You might also do to read this page on the Links Inspector.
Link lines can be curved or straight but are set, per-link type. That setting then applies for all links of that type. So, having re-set your TBX - as above - to use ‘untitled’ links, open the Links Inspector and select the untitled link type and tick the ‘linear’ box. All existing links using this link type will now be drawn as straight lines as will any new links using that link type. For a new document, you will want to open the Links Inspector before adding content and set the line type for ‘untitled’ links before adding new content. I’m not aware of any way to pre-set the latter.

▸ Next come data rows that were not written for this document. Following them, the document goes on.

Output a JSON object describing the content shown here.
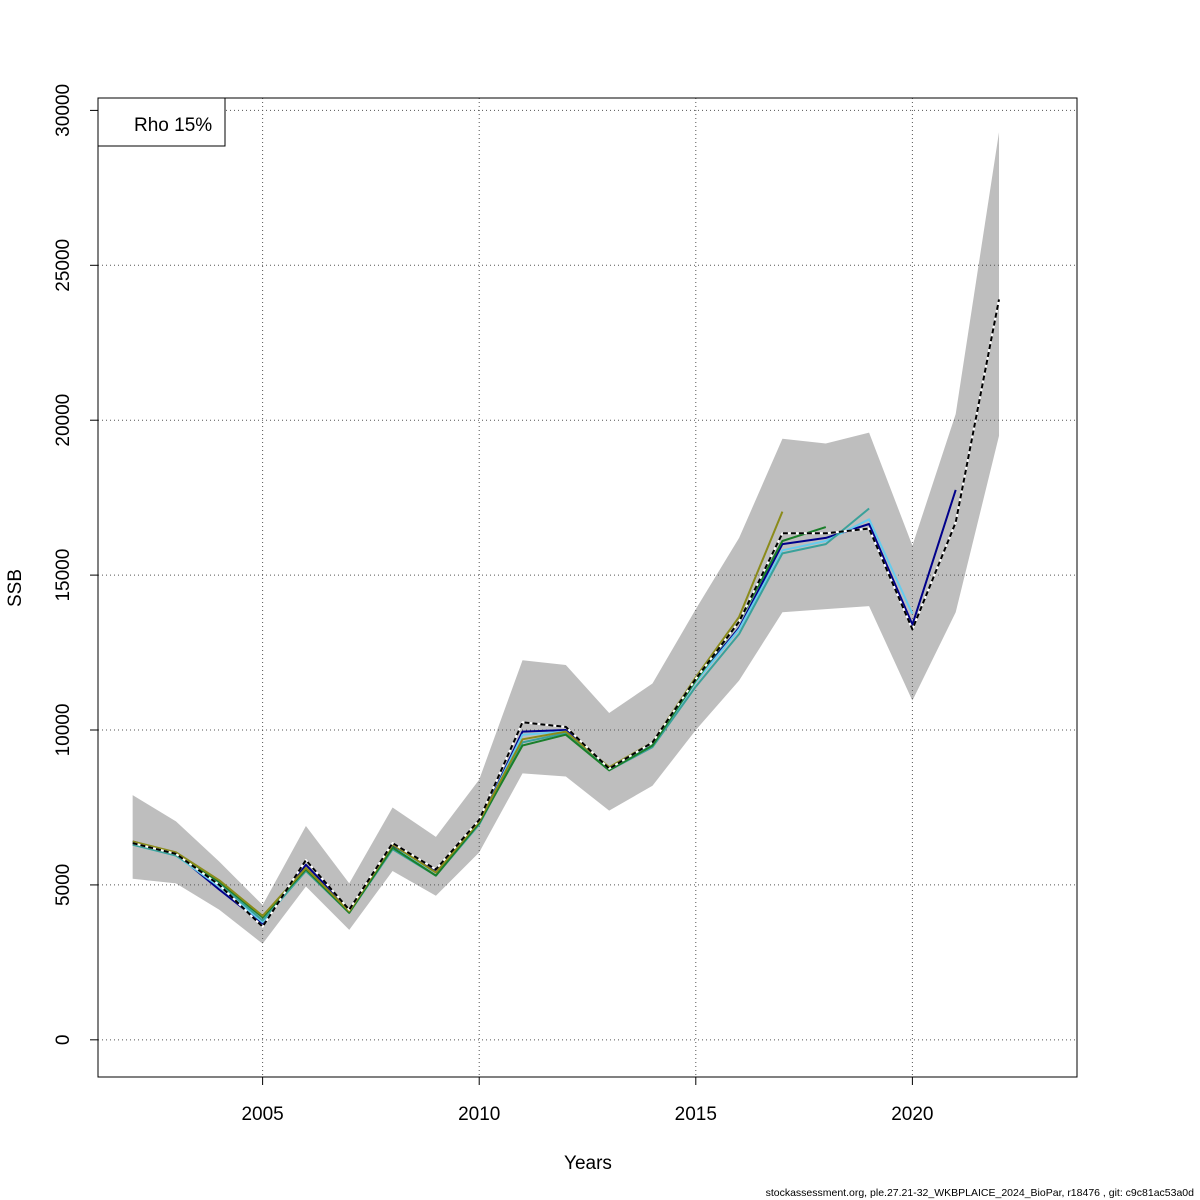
{
  "chart_data": {
    "type": "line",
    "xlabel": "Years",
    "ylabel": "SSB",
    "xlim": [
      2001.2,
      2023.8
    ],
    "ylim": [
      -1200,
      30400
    ],
    "x_ticks": [
      2005,
      2010,
      2015,
      2020
    ],
    "y_ticks": [
      0,
      5000,
      10000,
      15000,
      20000,
      25000,
      30000
    ],
    "grid": true,
    "legend": {
      "position": "top-left",
      "text": "Rho 15%"
    },
    "footer": "stockassessment.org, ple.27.21-32_WKBPLAICE_2024_BioPar, r18476 , git: c9c81ac53a0d",
    "colors": {
      "band": "#bebebe",
      "grid": "#555555",
      "base_line": "#000000"
    },
    "confidence_band": {
      "x": [
        2002,
        2003,
        2004,
        2005,
        2006,
        2007,
        2008,
        2009,
        2010,
        2011,
        2012,
        2013,
        2014,
        2015,
        2016,
        2017,
        2018,
        2019,
        2020,
        2021,
        2022
      ],
      "lower": [
        5200,
        5050,
        4200,
        3100,
        4950,
        3550,
        5450,
        4650,
        6050,
        8600,
        8500,
        7400,
        8200,
        10000,
        11600,
        13800,
        13900,
        14000,
        10950,
        13800,
        19500
      ],
      "upper": [
        7900,
        7050,
        5750,
        4350,
        6900,
        5050,
        7500,
        6550,
        8400,
        12250,
        12100,
        10550,
        11500,
        13900,
        16200,
        19400,
        19250,
        19600,
        15950,
        20200,
        29300
      ]
    },
    "series": [
      {
        "color": "#00008b",
        "x": [
          2002,
          2003,
          2004,
          2005,
          2006,
          2007,
          2008,
          2009,
          2010,
          2011,
          2012,
          2013,
          2014,
          2015,
          2016,
          2017,
          2018,
          2019,
          2020,
          2021
        ],
        "values": [
          6400,
          6000,
          4850,
          3750,
          5650,
          4200,
          6250,
          5450,
          7000,
          9950,
          10000,
          8750,
          9500,
          11600,
          13300,
          16000,
          16200,
          16650,
          13400,
          17750
        ]
      },
      {
        "color": "#66ccee",
        "x": [
          2002,
          2003,
          2004,
          2005,
          2006,
          2007,
          2008,
          2009,
          2010,
          2011,
          2012,
          2013,
          2014,
          2015,
          2016,
          2017,
          2018,
          2019,
          2020
        ],
        "values": [
          6300,
          5950,
          4950,
          3800,
          5500,
          4150,
          6200,
          5400,
          7000,
          9850,
          9950,
          8750,
          9500,
          11550,
          13250,
          15800,
          16100,
          16800,
          13750
        ]
      },
      {
        "color": "#3aa19a",
        "x": [
          2002,
          2003,
          2004,
          2005,
          2006,
          2007,
          2008,
          2009,
          2010,
          2011,
          2012,
          2013,
          2014,
          2015,
          2016,
          2017,
          2018,
          2019
        ],
        "values": [
          6300,
          5950,
          5050,
          3850,
          5450,
          4100,
          6150,
          5300,
          6950,
          9600,
          9900,
          8700,
          9450,
          11400,
          13100,
          15700,
          16000,
          17150
        ]
      },
      {
        "color": "#1a7f2a",
        "x": [
          2002,
          2003,
          2004,
          2005,
          2006,
          2007,
          2008,
          2009,
          2010,
          2011,
          2012,
          2013,
          2014,
          2015,
          2016,
          2017,
          2018
        ],
        "values": [
          6350,
          6000,
          5100,
          3950,
          5500,
          4100,
          6200,
          5300,
          7000,
          9500,
          9850,
          8700,
          9500,
          11600,
          13500,
          16100,
          16550
        ]
      },
      {
        "color": "#8b8b1a",
        "x": [
          2002,
          2003,
          2004,
          2005,
          2006,
          2007,
          2008,
          2009,
          2010,
          2011,
          2012,
          2013,
          2014,
          2015,
          2016,
          2017
        ],
        "values": [
          6400,
          6050,
          5150,
          4000,
          5550,
          4150,
          6300,
          5400,
          7050,
          9700,
          9950,
          8800,
          9600,
          11700,
          13650,
          17050
        ]
      },
      {
        "color": "#000000",
        "dashed": true,
        "base": true,
        "x": [
          2002,
          2003,
          2004,
          2005,
          2006,
          2007,
          2008,
          2009,
          2010,
          2011,
          2012,
          2013,
          2014,
          2015,
          2016,
          2017,
          2018,
          2019,
          2020,
          2021,
          2022
        ],
        "values": [
          6350,
          6000,
          5000,
          3650,
          5800,
          4200,
          6350,
          5500,
          7100,
          10250,
          10100,
          8750,
          9600,
          11650,
          13500,
          16350,
          16350,
          16500,
          13250,
          16700,
          23900
        ]
      }
    ]
  }
}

Tinderbox is a toolbox and we all use it different ways. However, if coming to Tinderbox from mind-mapping software, be open to the fact that Tinderbox maps are a much more expressive way of looking at your data. A classical mind map is just an outline with a single root node drawn in circular rather than linear form.
Maps without lines, using other display facets such as adjacency, or colour or shape can be clearer and expressive. They are more flexible as the lack of a line removes a sense of hierarchy. With that in mind, be aware you can toggle the visibility of all links of a given link type. Try turning off your ‘untitled’ link visibility to see how things look. For instance the green things probably don’t want to sit with the red things , but amongst the green things, the light green might cluster separately from the dark green ones. That’s a rather trite example, but using maps this way can really aide exploration of data where you don’t absolutely know the structure in advance. I think of it like doing a jigsaw where you don’t have the picture from the box top. some parts, like corner and edge pieces are obvious. Otherwise we need to sort on shape/colour/texture - though in a Tinderbox context those facets might textual rather than visual whether in $Text or other attributes. Tinderbox’s support for incremental formalisation is the thing that keeps it at the front of my software toolset all the time.